Sunday, September 2, 2007

Fridge Shopping List Tutorial

I was reading Tosca Reno's website because she has a new book coming out; and somewhere along the line she suggested you keep a shopping list on your fridge. INSPIRATION STRUCK!
What if I could stamp a list, instead of buying a pad that I'd have to throw away - what if I could make something, where you replace the pad, not the decoration???

I played around in my stamping cave and came up with this:


Too cute!

Then I decided: I shall do a tutorial so all stampers can have a fun shopping list. Here you go:


Fridge Shopping List Tutorial:

Gather your supplies:



Cut your notepad in half. I used half a pad for my first time. An exacto knife, or box cutter works wonders:




Decorate your paper. Use your corner rounder on your paper because the square coasters naturally have their corner's rounded. I cut the red paper 4" X 4" and the cream paper with the leaves at 3.75" X 3.75":


Mount your paper and set aside:

Mark your coaster, about 3/4" in from edges to use as a guide for your punch:

Punch your hole (I pushed the punch all the way in for my depth guide):


Adhere your decorated paper to the side of the coaster with the lines:


Punch the paper:

Punch a hole with your crop o dile. This is what will secure your pen:




Tie your ribbon to the pen cap - I used a square knot. Wrap the ribbon around the pen cap:

Pull the ribbon through the hole you punched:

Pull the ribbon tight, so the pen cap is square, and exactly where you want it. Once secure, tape the ribbon to the back of the coaster:

Get your business card magnet (I get mine from Staples):


Peel the label, and apply magnet OVER the ribbon:

Take your notepad, and separate the cardboard from the paper:

Slide cardboard through your hole:

You'll really need to pull the notepad DOWN. The cardboard will slide down the coaster, so the top of your hole is touching the tip top of the pad - this is what allows the pad to lay flat:

Decorate your pen:
And you're done!
Other notes:

Because of the thickness of the coaster, punched that first, adhered the decorated paper, and punched again. I didn't think that punch would be able to handle everything at once.

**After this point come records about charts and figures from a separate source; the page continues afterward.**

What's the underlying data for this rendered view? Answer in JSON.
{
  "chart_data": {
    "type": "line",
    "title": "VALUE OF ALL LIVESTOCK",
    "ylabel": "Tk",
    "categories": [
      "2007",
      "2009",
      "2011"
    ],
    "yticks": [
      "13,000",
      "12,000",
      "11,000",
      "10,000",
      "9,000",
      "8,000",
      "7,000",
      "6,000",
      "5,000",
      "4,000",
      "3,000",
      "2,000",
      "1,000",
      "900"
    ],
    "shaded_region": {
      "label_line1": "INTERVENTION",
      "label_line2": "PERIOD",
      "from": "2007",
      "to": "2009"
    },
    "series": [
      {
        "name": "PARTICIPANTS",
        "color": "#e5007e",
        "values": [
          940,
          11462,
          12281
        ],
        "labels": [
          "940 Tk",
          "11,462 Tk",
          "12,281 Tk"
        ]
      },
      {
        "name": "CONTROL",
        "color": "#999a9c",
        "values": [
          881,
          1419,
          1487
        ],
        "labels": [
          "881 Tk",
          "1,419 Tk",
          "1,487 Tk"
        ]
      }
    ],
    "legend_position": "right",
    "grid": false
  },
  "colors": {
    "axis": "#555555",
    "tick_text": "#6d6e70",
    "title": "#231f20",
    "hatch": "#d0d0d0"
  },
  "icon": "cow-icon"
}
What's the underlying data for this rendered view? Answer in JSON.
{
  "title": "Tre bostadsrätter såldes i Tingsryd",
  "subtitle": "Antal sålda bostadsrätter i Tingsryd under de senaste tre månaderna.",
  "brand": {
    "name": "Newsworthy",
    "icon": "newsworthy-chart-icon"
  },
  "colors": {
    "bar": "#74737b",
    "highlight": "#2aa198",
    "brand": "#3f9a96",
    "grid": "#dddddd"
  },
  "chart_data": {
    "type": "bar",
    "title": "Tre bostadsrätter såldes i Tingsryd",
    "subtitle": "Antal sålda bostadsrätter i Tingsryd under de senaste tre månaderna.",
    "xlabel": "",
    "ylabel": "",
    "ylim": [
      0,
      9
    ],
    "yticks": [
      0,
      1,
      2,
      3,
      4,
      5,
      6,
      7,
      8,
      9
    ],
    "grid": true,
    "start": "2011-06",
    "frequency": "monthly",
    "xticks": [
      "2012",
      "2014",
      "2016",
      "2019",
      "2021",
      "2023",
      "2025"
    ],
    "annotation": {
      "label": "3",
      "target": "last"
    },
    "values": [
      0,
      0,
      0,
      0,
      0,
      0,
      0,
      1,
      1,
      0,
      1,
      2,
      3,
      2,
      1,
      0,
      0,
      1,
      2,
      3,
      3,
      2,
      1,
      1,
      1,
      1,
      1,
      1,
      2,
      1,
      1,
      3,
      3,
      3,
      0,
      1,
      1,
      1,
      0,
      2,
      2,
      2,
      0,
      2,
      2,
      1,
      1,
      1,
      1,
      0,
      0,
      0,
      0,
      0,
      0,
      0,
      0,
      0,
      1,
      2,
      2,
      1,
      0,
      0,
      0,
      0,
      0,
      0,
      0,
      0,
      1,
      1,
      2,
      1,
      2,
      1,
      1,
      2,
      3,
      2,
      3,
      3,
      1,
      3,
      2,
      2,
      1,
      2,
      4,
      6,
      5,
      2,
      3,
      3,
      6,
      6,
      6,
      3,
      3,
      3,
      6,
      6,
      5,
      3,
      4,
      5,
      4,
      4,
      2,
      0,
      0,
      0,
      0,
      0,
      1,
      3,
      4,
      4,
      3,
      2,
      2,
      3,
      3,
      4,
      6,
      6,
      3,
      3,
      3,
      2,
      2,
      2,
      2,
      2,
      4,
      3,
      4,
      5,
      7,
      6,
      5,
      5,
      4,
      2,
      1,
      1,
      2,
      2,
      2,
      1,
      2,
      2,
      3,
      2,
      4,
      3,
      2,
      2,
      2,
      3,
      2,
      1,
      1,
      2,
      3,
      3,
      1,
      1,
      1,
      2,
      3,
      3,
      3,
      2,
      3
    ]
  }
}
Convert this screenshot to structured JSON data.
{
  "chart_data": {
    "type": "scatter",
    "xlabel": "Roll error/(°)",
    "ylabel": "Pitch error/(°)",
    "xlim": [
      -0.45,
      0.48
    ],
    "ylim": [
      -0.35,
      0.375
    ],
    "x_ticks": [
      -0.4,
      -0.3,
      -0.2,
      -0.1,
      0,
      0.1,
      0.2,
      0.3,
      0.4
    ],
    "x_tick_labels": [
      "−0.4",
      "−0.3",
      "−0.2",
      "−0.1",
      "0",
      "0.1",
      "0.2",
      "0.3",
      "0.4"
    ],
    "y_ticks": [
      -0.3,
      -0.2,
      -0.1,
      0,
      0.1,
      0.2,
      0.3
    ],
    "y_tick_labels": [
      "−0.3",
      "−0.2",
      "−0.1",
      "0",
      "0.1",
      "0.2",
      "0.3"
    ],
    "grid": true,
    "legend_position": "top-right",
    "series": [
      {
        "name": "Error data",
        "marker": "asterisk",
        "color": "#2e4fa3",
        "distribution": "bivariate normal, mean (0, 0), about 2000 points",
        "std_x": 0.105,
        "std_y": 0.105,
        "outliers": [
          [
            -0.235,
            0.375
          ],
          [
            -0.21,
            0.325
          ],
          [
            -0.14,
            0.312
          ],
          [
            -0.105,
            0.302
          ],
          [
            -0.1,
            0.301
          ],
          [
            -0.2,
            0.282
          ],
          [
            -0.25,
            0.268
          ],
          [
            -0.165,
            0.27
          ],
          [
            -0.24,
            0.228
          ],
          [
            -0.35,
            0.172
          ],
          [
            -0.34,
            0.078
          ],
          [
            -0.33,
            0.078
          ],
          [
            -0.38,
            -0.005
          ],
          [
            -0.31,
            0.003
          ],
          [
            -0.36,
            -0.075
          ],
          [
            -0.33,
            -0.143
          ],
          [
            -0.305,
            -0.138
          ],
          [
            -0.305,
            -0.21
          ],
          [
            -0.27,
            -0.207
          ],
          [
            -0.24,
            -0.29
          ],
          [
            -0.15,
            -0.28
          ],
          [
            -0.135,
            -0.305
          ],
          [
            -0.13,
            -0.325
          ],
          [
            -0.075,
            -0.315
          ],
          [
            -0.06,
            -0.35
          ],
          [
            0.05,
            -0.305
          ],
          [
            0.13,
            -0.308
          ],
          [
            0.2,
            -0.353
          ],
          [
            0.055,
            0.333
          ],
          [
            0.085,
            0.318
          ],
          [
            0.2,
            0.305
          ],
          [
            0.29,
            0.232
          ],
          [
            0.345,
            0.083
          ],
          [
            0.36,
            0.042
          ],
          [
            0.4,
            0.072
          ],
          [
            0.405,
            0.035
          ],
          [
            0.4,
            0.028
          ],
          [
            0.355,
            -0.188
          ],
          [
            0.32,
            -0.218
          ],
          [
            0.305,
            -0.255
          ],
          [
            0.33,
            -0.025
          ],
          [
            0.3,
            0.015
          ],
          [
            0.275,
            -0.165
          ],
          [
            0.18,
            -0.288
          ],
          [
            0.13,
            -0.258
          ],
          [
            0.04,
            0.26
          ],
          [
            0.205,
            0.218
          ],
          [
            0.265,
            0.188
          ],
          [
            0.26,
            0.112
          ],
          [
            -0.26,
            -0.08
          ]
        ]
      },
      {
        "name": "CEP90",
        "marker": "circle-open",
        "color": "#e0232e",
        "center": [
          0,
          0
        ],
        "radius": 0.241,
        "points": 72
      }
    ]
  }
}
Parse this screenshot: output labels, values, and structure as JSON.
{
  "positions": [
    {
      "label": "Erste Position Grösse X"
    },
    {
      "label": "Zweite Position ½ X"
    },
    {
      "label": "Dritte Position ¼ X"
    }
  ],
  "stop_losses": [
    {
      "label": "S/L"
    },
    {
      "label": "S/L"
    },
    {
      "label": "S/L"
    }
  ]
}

Obviously, you can take this farther by covering the tip of the notepad with paper. The sky's the limit.

HAPPY CREATING!

Peace & Blessings!

2 comments:

FreeBirthdayStuff said...

Thanks Alison,

This is Celest Benn from www.freebirthdaystuff.com it is so kind of you to put me on your site.

Keep up the good works.

Celest

Anonymous said...

cool I can't wait to try this when my window punch comes..thank you for the inpiration.